Extreme Weather Response

Ms HUTCHESSON (Waite) (14:52): My question is to the Minister for Emergency Services. Can the minister inform the house about the emergency services response to the storm event last weekend?

The Hon. J.K. SZAKACS (Cheltenham—Minister for Police, Emergency Services and Correctional Services) (14:52): I thank the member for Waite for her question. I do want to note particularly that, amongst the significant response of our emergency services to storm events on the weekend and leading into the early days of this week, the member for Waite herself was on one of those CFS appliances contributing to her community and doing an outstanding job.

There were 423,000 lightning strikes that hit the state. There were severe troughs and thunderstorms on Saturday, and anyone in this place would absolutely share my view, I am sure, and we would share a collective view that some of the scenes we saw with those downed trees, downed powerlines and Stobie poles bent over due to the force of these winds were quite extraordinary events and winds and weather systems that our state does rarely see.

Whilst the climate is changing, and whilst we know that because of that climate change these events are becoming more severe and those events are becoming more frequent—not just in South Australia but right across the globe—the effect of these weather events does have a profound impact on our communities. Whilst they have a profound impact on our communities and on those people who are living through that and on those people who have had significant damage to their homes or have been without power or without water, it always is important to remind ourselves that there is an equal if not more of a profound impact on those volunteers and staff from our emergency services who are responding during this crisis and during these emergencies.

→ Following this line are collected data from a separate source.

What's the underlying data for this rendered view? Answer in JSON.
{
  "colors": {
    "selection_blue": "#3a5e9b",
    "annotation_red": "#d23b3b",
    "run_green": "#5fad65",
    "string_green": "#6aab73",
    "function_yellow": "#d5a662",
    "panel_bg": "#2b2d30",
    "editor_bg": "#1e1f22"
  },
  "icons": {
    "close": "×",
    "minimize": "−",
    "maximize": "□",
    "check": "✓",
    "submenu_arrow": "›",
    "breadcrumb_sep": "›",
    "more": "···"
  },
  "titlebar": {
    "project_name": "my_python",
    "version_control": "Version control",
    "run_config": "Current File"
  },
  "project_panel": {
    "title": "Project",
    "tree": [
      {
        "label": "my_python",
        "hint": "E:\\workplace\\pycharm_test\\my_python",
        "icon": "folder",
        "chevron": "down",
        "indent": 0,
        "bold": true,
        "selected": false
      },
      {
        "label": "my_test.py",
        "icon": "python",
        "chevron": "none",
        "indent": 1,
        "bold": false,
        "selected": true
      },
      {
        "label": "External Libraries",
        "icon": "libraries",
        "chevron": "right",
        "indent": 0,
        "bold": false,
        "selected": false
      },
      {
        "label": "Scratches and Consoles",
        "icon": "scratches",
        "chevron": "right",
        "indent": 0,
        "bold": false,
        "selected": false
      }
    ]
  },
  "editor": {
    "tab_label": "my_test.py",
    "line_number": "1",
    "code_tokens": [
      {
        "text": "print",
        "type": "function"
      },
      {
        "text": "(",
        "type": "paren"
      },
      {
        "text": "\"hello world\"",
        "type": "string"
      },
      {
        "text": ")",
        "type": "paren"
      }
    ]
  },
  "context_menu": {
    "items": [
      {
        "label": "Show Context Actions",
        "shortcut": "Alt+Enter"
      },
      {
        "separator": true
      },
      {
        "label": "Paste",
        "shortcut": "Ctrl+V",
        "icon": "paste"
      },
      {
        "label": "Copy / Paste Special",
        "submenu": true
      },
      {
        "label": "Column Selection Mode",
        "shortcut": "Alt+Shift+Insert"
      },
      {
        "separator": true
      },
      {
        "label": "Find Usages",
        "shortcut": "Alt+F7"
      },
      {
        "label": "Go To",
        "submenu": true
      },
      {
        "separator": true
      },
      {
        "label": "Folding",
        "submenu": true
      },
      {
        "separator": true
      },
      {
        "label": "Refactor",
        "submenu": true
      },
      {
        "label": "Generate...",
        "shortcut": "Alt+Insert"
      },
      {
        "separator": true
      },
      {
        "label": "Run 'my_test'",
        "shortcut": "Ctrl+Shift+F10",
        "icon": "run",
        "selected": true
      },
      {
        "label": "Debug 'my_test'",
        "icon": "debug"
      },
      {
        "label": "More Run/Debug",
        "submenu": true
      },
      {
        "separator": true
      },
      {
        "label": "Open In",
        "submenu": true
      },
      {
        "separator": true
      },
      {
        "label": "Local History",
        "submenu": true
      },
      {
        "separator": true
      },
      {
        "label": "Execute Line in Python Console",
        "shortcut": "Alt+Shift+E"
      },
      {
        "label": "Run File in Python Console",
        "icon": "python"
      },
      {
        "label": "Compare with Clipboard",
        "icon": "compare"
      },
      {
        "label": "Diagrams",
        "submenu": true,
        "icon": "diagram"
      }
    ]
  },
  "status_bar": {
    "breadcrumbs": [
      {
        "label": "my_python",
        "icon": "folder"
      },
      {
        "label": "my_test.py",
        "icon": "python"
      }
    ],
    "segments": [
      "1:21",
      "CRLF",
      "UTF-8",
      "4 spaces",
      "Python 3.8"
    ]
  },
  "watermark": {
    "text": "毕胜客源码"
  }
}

Whilst the wind was blowing, whilst powerlines were down, whilst trees were blocking roads, our volunteers from the SES and CFS and our career staff from the MFS were on the road. They were in our communication centres, taking phone calls. They were in the emergency services headquarters, embedded in the SES hotline, taking those phone calls from concerned members of the public—members of the public who were, in my view, being extraordinarily resilient in the face of these events coming through.

As has been put to me in the days after the event, there were a number of members of the public—quite a large volume of members of the public—who decided themselves not to contact authorities, not to call 000, not to call hotline services at the time, despite there being trees over their roofs and in their homes, powerlines down, and facing quite a degree of danger themselves, because they were thinking about others who may have been in worse situations. That does speak a lot about the strength of the community not only in the areas impacted but across all parts of our state where in times of need, in times of emergency or crisis, the community does come together. They do come together.

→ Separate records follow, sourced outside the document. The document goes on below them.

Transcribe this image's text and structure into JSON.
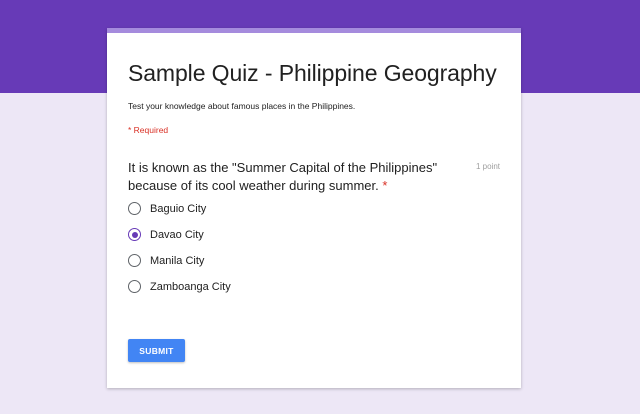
{
  "colors": {
    "banner": "#673ab7",
    "background": "#ede7f6",
    "card_accent": "#a58bdd",
    "selected_radio": "#673ab7",
    "required": "#d93025",
    "submit_button": "#4285f4"
  },
  "form": {
    "title": "Sample Quiz - Philippine Geography",
    "description": "Test your knowledge about famous places in the Philippines.",
    "required_notice": "* Required"
  },
  "question": {
    "text": "It is known as the \"Summer Capital of the Philippines\" because of its cool weather during summer.",
    "required_marker": "*",
    "points": "1 point",
    "selected_index": 1,
    "options": [
      {
        "label": "Baguio City",
        "selected": false
      },
      {
        "label": "Davao City",
        "selected": true
      },
      {
        "label": "Manila City",
        "selected": false
      },
      {
        "label": "Zamboanga City",
        "selected": false
      }
    ]
  },
  "submit_label": "SUBMIT"
}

That was demonstrated to me firsthand when I spent some time in the electorate of Waite with the member and her local CFS brigade. We spent some time on the ground, where I also visited a number of volunteers across the southern regions to thank them personally for their service, to thank them personally for the work that they were doing and to also assess firsthand the type of risks they were responding to. In a cliche that can often be used, but I don't think is inappropriate whatsoever in this case—the bravery in which our volunteers and staff stood up on that day and have been serving us all week.